Japanese instant noodle mogul, Nissin Food has vowed to create a healthier product so as to maintain its popularity with its large Chinese consumer base.
The company announced its plans to dominate the hard-to-penetrate Chinese market by focusing on the premium segment.
Speaking of the move to CNBC today, the company’s CEO and executive director, Kiyotaka Ando stated, “Some consumers stopped consuming instant noodles, but most consumers want to increase the quality (of food they consume). We can supply high-quality products so we have more possibility to develop our business (in China)”.
He went on to state that there has been a noticeable, double digit growth in demand for high quality instant noodle brands in China.
Ando made this statement despite statistics showing that the consumption of the standard variation of instant ramen dropped by almost 17% in China in the past fiscal year.
The company did not fare well in early trading either. Nissin Foods listed the shares of its Hong Kong and China business on the Hong Kong Stock Exchange today after raising close to $122 million in its initial public offering.
However, the company recorded a 12% fall in shares.

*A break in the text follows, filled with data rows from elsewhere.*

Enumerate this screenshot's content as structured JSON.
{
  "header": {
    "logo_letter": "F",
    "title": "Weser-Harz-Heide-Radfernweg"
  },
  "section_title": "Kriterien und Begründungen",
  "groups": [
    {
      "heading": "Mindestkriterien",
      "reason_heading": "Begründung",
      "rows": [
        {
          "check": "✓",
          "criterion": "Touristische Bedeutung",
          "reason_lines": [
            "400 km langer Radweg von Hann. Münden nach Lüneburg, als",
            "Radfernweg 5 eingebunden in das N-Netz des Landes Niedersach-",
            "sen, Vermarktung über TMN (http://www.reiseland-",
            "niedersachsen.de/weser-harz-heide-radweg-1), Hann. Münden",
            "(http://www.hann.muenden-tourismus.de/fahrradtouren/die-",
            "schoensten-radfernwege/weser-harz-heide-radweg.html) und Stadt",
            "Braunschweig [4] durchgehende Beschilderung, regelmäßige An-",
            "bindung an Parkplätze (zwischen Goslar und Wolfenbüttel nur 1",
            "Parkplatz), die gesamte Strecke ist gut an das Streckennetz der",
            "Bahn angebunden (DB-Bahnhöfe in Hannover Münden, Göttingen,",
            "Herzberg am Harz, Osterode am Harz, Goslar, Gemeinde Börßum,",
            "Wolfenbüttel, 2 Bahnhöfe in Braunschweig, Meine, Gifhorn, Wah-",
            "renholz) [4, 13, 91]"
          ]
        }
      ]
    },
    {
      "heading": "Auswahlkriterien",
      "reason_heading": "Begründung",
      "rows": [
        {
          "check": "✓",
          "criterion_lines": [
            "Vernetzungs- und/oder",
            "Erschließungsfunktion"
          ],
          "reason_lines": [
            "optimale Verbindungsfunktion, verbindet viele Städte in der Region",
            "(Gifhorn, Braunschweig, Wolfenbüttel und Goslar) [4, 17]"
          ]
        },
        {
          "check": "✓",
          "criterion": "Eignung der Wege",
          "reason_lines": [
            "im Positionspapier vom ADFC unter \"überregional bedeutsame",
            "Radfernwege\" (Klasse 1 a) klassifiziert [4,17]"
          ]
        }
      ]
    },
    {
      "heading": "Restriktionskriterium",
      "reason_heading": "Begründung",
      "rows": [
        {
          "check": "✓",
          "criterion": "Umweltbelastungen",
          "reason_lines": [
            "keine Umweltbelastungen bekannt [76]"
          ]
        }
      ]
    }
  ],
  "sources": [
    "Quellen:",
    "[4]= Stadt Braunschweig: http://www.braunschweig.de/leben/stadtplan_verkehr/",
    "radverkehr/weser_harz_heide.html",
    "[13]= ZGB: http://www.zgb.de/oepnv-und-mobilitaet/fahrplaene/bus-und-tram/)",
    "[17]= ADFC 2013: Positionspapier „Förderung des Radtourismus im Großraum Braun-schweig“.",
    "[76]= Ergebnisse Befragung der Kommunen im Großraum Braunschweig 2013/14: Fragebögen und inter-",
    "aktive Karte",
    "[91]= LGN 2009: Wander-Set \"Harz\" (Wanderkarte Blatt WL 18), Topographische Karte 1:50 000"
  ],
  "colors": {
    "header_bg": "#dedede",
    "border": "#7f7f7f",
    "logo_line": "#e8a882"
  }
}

The company was the brainchild of Ando’s grandfather, Momofuku Ando. The company is currently the largest noodle supplier in Hong Kong, and boasts of a 65% market share based on retail sales value.
The company’s strong presence in Hong Kong is a polar opposite of its status in China. The company can claim only a 2.6% market share in the second largest economy in the world.
Analysts are a bit on the fence about Nissin Foods’ prospects. Some, like Kevin Leung, Director for global investment strategy at Haitong International Securities, believe the company could have a promising future.
However, he admits that the company’s valuation is too high.
Regardless, Nissin Foods knows that unless it manages to win over China’s booming market, its success will forever be incomplete.